All that day the miners climbed the tall ridges where the sugar-pines stood like enormous pillars in the vast cathedral of the out of doors, until night found them in the midst of the forest right under the bare granite peaks. Here they made camp, and when the cold breath of the snow-fields came down upon them they kindled a great fire. They lounged about the flaming logs smoking their pipes and warming their wearied limbs. Beyond the circle of firelight the enshadowed woods gave forth no sound to tell them that fifteen men were crawling through those black aisles among the trees like fifteen swarthy snakes.
The click of a pistol-hammer coming to full cock brought one of the lounging miners to his feet. He fell forward in the instant of his rising, and the woods gave back a hundred crashing echoes to the volley which the bandits fired. Their aim was so true–for they had stolen close in and taken good time to settle themselves before cocking their weapons–that when the echoes died away fifteen men were lying dead and dying in the red light of that fire.

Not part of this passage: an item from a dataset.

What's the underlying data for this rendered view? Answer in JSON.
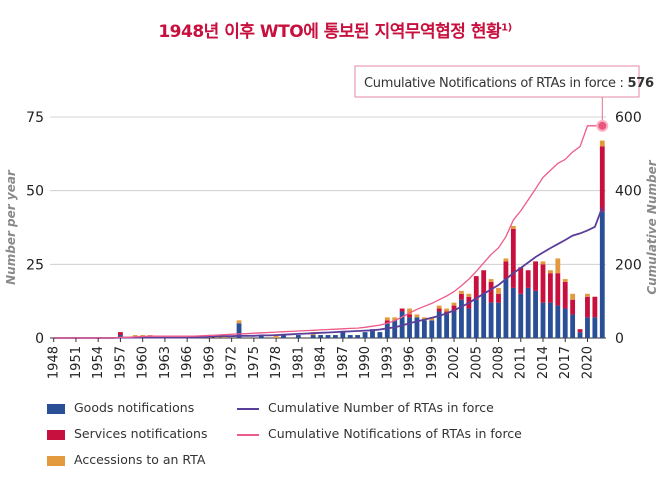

The others were springing for their pistols, for nearly every one of the miners had laid aside his belt to ease himself, but before one of them had pulled a trigger there came the crackling of a second fusillade and seven fell. Then Boyce and two of his companions leaped outside that fatal circle of radiance in time to save themselves. As they were creeping away in the darkness they saw Joaquin Murieta and Three-Fingered Jack rush into the camp waving their bowie-knives exultantly above their heads, and for a long time afterward they heard the band whooping like Apaches while they killed the wounded.
Murieta and his company rode away from this massacre with thirty thousand dollars in gold-dust and about forty horses as their loot. But the story which Boyce and the other two survivors told turned the mining towns into armed camps; and now Sheriff Charles Ellis of Calaveras County started so fierce a warfare against the bandits that they had to flee the country.
When Murieta rode back to Arroyo Cantoova that spring, a closely hunted fugitive, he found that Rosita had deserted him for an American settler by the name of Baker. Even at this critical period when he was beginning actual preparations for his enormous raid he took the time to track her to a cabin among the hills nearly a hundred miles from the rendezvous. He shot her down and set fire to the place, but perhaps the very frenzy of his anger blinded him or perhaps he rushed away in horror of his own deed, for she survived her wounds, the only one of his victims who lived when he had the time to kill, and showed the scars to officers years afterward.